Regulated by state and local authorities, these co-ops allow small groups to band together and collectively purchase health insurance.
While this option allows small businesses to afford a health benefit their employees are familiar with, it decreases personalization. Not only must the small business take their own employees into consideration, it must find a policy that works for all members of the co-op.
What's more, regulations guiding group purchasing arrangements like co-ops vary from state to state, and the value of the co-op may as well. Some co-ops have failed in recent years, making this choice risky to businesses in certain states.
Additionally, small groups in states without co-ops, or small groups who have employees in multiple states, may not be able to participate in a group purchasing arrangement at all.
Option 5: Taxable stipends
Most small businesses want to offer benefits, but are discouraged by the many problems associated with traditional options. Some try to avoid these problems by implementing informal wage increases or stipends instead.
With a wage increase, business owners give each employee a flat raise and encourage them to spend it on the insurance and services they would otherwise receive as a benefit. In some cases, this wage increase takes the form of a monthly taxable stipend.
This solution allows businesses to control their costs and frees them from the administrative time they would have spent on a formal solution.
But taxable wages and stipends don't solve the root problem. Most employees don't consider extra cash a "benefit," and therefore don't value it. What's more, this approach costs the employees and the company 35 percent on average in income and payroll taxes on top of the wage increase.
Small businesses that choose this route end up paying an average 7.65 percent in payroll taxes on the increased wages. Employees, too, would be subject to taxation. In addition to city, state, and federal income taxes (roughly 20 percent), employees would also need to pay 7.65 percent in payroll taxes.

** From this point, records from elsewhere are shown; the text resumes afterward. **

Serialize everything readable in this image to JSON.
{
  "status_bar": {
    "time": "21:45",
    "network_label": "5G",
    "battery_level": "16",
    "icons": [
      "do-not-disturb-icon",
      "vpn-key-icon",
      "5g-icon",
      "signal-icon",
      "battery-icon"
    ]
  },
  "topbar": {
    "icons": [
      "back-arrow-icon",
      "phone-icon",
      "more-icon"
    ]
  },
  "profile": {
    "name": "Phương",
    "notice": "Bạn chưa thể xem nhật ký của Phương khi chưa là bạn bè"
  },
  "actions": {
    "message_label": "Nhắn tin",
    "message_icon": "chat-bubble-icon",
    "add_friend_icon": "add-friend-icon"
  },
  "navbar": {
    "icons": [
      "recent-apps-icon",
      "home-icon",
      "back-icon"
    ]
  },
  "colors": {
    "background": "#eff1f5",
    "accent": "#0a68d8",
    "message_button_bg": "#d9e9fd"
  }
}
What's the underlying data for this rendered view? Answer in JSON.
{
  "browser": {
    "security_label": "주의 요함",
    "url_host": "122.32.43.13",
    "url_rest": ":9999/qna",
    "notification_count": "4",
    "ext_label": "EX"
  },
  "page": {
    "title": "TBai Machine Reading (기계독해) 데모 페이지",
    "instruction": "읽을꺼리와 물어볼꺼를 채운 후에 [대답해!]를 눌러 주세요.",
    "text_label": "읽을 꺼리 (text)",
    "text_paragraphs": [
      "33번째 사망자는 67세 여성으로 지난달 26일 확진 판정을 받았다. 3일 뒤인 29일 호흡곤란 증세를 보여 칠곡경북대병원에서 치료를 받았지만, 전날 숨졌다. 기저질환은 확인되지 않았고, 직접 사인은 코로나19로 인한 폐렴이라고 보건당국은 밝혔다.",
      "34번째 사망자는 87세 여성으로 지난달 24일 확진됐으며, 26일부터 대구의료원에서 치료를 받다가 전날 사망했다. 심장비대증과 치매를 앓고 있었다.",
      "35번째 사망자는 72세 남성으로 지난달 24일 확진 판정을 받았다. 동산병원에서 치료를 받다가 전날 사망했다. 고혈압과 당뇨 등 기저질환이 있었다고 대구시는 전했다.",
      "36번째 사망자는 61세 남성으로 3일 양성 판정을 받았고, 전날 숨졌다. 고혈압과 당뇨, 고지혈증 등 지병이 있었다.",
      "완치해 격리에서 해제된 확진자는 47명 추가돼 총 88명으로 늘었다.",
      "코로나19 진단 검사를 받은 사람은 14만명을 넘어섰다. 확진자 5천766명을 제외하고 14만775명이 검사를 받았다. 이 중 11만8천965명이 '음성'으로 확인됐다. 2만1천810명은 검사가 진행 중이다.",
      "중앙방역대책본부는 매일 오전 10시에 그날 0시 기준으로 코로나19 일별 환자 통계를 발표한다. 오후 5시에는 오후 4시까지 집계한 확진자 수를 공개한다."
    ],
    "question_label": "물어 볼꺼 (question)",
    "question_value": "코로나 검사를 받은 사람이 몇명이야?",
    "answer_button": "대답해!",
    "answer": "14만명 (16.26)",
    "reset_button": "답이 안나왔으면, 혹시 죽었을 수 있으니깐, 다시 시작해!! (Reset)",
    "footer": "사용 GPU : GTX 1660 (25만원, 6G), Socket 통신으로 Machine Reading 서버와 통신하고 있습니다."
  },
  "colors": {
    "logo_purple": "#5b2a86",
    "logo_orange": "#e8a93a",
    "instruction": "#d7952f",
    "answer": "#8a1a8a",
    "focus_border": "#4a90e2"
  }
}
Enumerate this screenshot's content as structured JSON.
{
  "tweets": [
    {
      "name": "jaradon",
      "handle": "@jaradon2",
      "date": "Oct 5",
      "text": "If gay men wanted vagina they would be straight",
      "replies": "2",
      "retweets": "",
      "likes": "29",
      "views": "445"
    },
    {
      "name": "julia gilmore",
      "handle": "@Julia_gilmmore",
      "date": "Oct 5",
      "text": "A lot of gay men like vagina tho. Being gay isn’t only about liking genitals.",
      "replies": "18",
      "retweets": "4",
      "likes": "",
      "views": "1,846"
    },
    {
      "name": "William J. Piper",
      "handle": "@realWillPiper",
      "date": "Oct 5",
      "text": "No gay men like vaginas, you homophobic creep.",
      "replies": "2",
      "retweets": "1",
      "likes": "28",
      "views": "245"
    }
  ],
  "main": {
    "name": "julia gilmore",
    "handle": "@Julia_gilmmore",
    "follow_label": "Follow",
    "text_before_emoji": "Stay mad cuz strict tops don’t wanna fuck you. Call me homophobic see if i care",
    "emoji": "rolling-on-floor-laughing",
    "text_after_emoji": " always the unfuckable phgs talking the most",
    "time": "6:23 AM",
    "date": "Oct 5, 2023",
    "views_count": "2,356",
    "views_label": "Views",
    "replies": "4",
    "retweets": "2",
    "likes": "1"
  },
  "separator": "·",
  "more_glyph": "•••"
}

It's still likely less than businesses and employees might spend on traditional group benefits, but it's a hefty increase for a solution that doesn't help the company hire and keep employees.
What's the future of small group health benefits?
Since 2010, the group health insurance offer rate among small businesses has declined 25 percent. Today, less than 50 percent of small businesses offer health insurance.
That rate of decline isn't going to get better. If current trends continue, less than 35 percent of small businesses will offer group health insurance in 2025.
At the same time, personalized health benefits options like the QSEHRA are only getting more popular. After the QSEHRA was introduced in 2016, the federal government moved to expand these offerings even further.
Looking ahead, it's options like these that will dominate the market. Businesses that adopt the QSEHRA in 2018 will be ahead of the curve.